According to the Royal College of Obstetricians and Gynaecologists (RCOG), laparoscopy is the gold standard for diagnosing endometriosis. Subfertility in affected individuals may result from pelvic anatomical distortion caused by adhesions, endometriomas, or other disruptions to normal reproductive processes.
About
- Endometriosis is characterized by the presence of endometrial-like tissue outside the uterus. Although it predominantly affects the pelvic region, it can occasionally appear in more distant sites.
Aetiology
- Possible contributing factors include:
- Retrograde menstruation (reflux and implantation of endometrial tissue).
- Vascular or lymphatic spread and transformation of tissue in locations such as the vagina, cervix, bladder, lungs, and brain.
- Most endometriotic deposits are found in the pelvis. Endometriosis is estrogen-dependent and responds to hormonal fluctuations during the menstrual cycle.
Clinical Presentation
- Usually affects women aged 30–40 and is less common in those under 20.
- Many women with endometriosis remain asymptomatic.
- Potential symptoms include:
- Pelvic pain, dysmenorrhea (painful periods), and dyspareunia (painful intercourse).
- Heavy menstrual bleeding, infertility, haemoptysis, epistaxis, and bowel or bladder symptoms.
- Pelvic tenderness on examination, although findings may often be normal.
Investigations
- Laboratory tests: FBC, U&Es, LFTs, and pregnancy test if applicable.
- Obtain cultures if there is any discharge.
- Imaging: Transvaginal ultrasound scan (USS).
- Laparoscopy remains the definitive diagnostic tool, necessitating referral to a Gynaecologist for confirmation.
Primary Care Management
- Refer to a Gynaecologist for diagnostic laparoscopy and to discuss treatment options.
- Pain management:
- Use NSAIDs (e.g., ibuprofen, naproxen) or paracetamol when NSAIDs are contraindicated.

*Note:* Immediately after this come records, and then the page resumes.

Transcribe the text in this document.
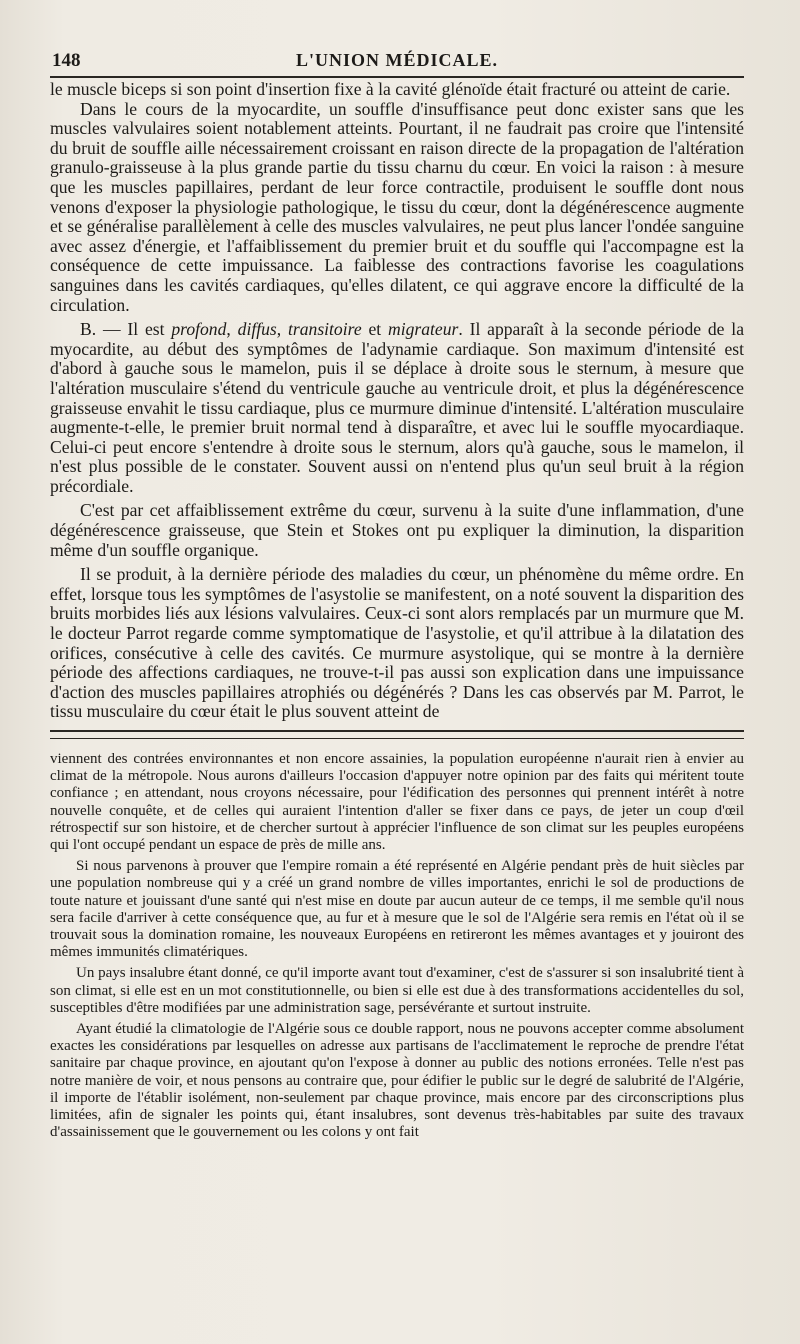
148	L'UNION MÉDICALE.

le muscle biceps si son point d'insertion fixe à la cavité glénoïde était fracturé ou atteint de carie.

Dans le cours de la myocardite, un souffle d'insuffisance peut donc exister sans que les muscles valvulaires soient notablement atteints. Pourtant, il ne faudrait pas croire que l'intensité du bruit de souffle aille nécessairement croissant en raison directe de la propagation de l'altération granulo-graisseuse à la plus grande partie du tissu charnu du cœur. En voici la raison : à mesure que les muscles papillaires, perdant de leur force contractile, produisent le souffle dont nous venons d'exposer la physiologie pathologique, le tissu du cœur, dont la dégénérescence augmente et se généralise parallèlement à celle des muscles valvulaires, ne peut plus lancer l'ondée sanguine avec assez d'énergie, et l'affaiblissement du premier bruit et du souffle qui l'accompagne est la conséquence de cette impuissance. La faiblesse des contractions favorise les coagulations sanguines dans les cavités cardiaques, qu'elles dilatent, ce qui aggrave encore la difficulté de la circulation.

B. — Il est profond, diffus, transitoire et migrateur. Il apparaît à la seconde période de la myocardite, au début des symptômes de l'adynamie cardiaque. Son maximum d'intensité est d'abord à gauche sous le mamelon, puis il se déplace à droite sous le sternum, à mesure que l'altération musculaire s'étend du ventricule gauche au ventricule droit, et plus la dégénérescence graisseuse envahit le tissu cardiaque, plus ce murmure diminue d'intensité. L'altération musculaire augmente-t-elle, le premier bruit normal tend à disparaître, et avec lui le souffle myocardiaque. Celui-ci peut encore s'entendre à droite sous le sternum, alors qu'à gauche, sous le mamelon, il n'est plus possible de le constater. Souvent aussi on n'entend plus qu'un seul bruit à la région précordiale.

C'est par cet affaiblissement extrême du cœur, survenu à la suite d'une inflammation, d'une dégénérescence graisseuse, que Stein et Stokes ont pu expliquer la diminution, la disparition même d'un souffle organique.

Il se produit, à la dernière période des maladies du cœur, un phénomène du même ordre. En effet, lorsque tous les symptômes de l'asystolie se manifestent, on a noté souvent la disparition des bruits morbides liés aux lésions valvulaires. Ceux-ci sont alors remplacés par un murmure que M. le docteur Parrot regarde comme symptomatique de l'asystolie, et qu'il attribue à la dilatation des orifices, consécutive à celle des cavités. Ce murmure asystolique, qui se montre à la dernière période des affections cardiaques, ne trouve-t-il pas aussi son explication dans une impuissance d'action des muscles papillaires atrophiés ou dégénérés ? Dans les cas observés par M. Parrot, le tissu musculaire du cœur était le plus souvent atteint de

viennent des contrées environnantes et non encore assainies, la population européenne n'aurait rien à envier au climat de la métropole. Nous aurons d'ailleurs l'occasion d'appuyer notre opinion par des faits qui méritent toute confiance ; en attendant, nous croyons nécessaire, pour l'édification des personnes qui prennent intérêt à notre nouvelle conquête, et de celles qui auraient l'intention d'aller se fixer dans ce pays, de jeter un coup d'œil rétrospectif sur son histoire, et de chercher surtout à apprécier l'influence de son climat sur les peuples européens qui l'ont occupé pendant un espace de près de mille ans.

Si nous parvenons à prouver que l'empire romain a été représenté en Algérie pendant près de huit siècles par une population nombreuse qui y a créé un grand nombre de villes importantes, enrichi le sol de productions de toute nature et jouissant d'une santé qui n'est mise en doute par aucun auteur de ce temps, il me semble qu'il nous sera facile d'arriver à cette conséquence que, au fur et à mesure que le sol de l'Algérie sera remis en l'état où il se trouvait sous la domination romaine, les nouveaux Européens en retireront les mêmes avantages et y jouiront des mêmes immunités climatériques.

Un pays insalubre étant donné, ce qu'il importe avant tout d'examiner, c'est de s'assurer si son insalubrité tient à son climat, si elle est en un mot constitutionnelle, ou bien si elle est due à des transformations accidentelles du sol, susceptibles d'être modifiées par une administration sage, persévérante et surtout instruite.

Ayant étudié la climatologie de l'Algérie sous ce double rapport, nous ne pouvons accepter comme absolument exactes les considérations par lesquelles on adresse aux partisans de l'acclimatement le reproche de prendre l'état sanitaire par chaque province, en ajoutant qu'on l'expose à donner au public des notions erronées. Telle n'est pas notre manière de voir, et nous pensons au contraire que, pour édifier le public sur le degré de salubrité de l'Algérie, il importe de l'établir isolément, non-seulement par chaque province, mais encore par des circonscriptions plus limitées, afin de signaler les points qui, étant insalubres, sont devenus très-habitables par suite des travaux d'assainissement que le gouvernement ou les colons y ont fait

- Hormonal contraception for patients not seeking conception:
- A 3- to 6-month trial of a monophasic combined oral contraceptive pill; consider continuous use if necessary.
- Other hormonal options include oral progestogens, depot injections, subdermal implants, or the intrauterine system (IUS).
- Follow-up: Review at 3–6 months (or sooner if symptoms persist). Refer back to Gynaecology if symptoms do not respond to primary care treatments.
Secondary Care Management
- Specialist hormonal therapies:
- GnRH analogues to suppress ovarian function and induce amenorrhea, often combined with add-back HRT to alleviate menopausal symptoms and protect bone density.
- Hormone Replacement Therapy (HRT):
- Tibolone or a combination of estrogen and progestogen, typically prescribed by a specialist, particularly after hysterectomy or oophorectomy.
- Surgical options:
- Laparoscopic excision (via diathermy or laser ablation) performed during the diagnostic laparoscopy.
- Radical surgery (hysterectomy with salpingo-oophorectomy) may be considered for women who have completed their families and have refractory symptoms.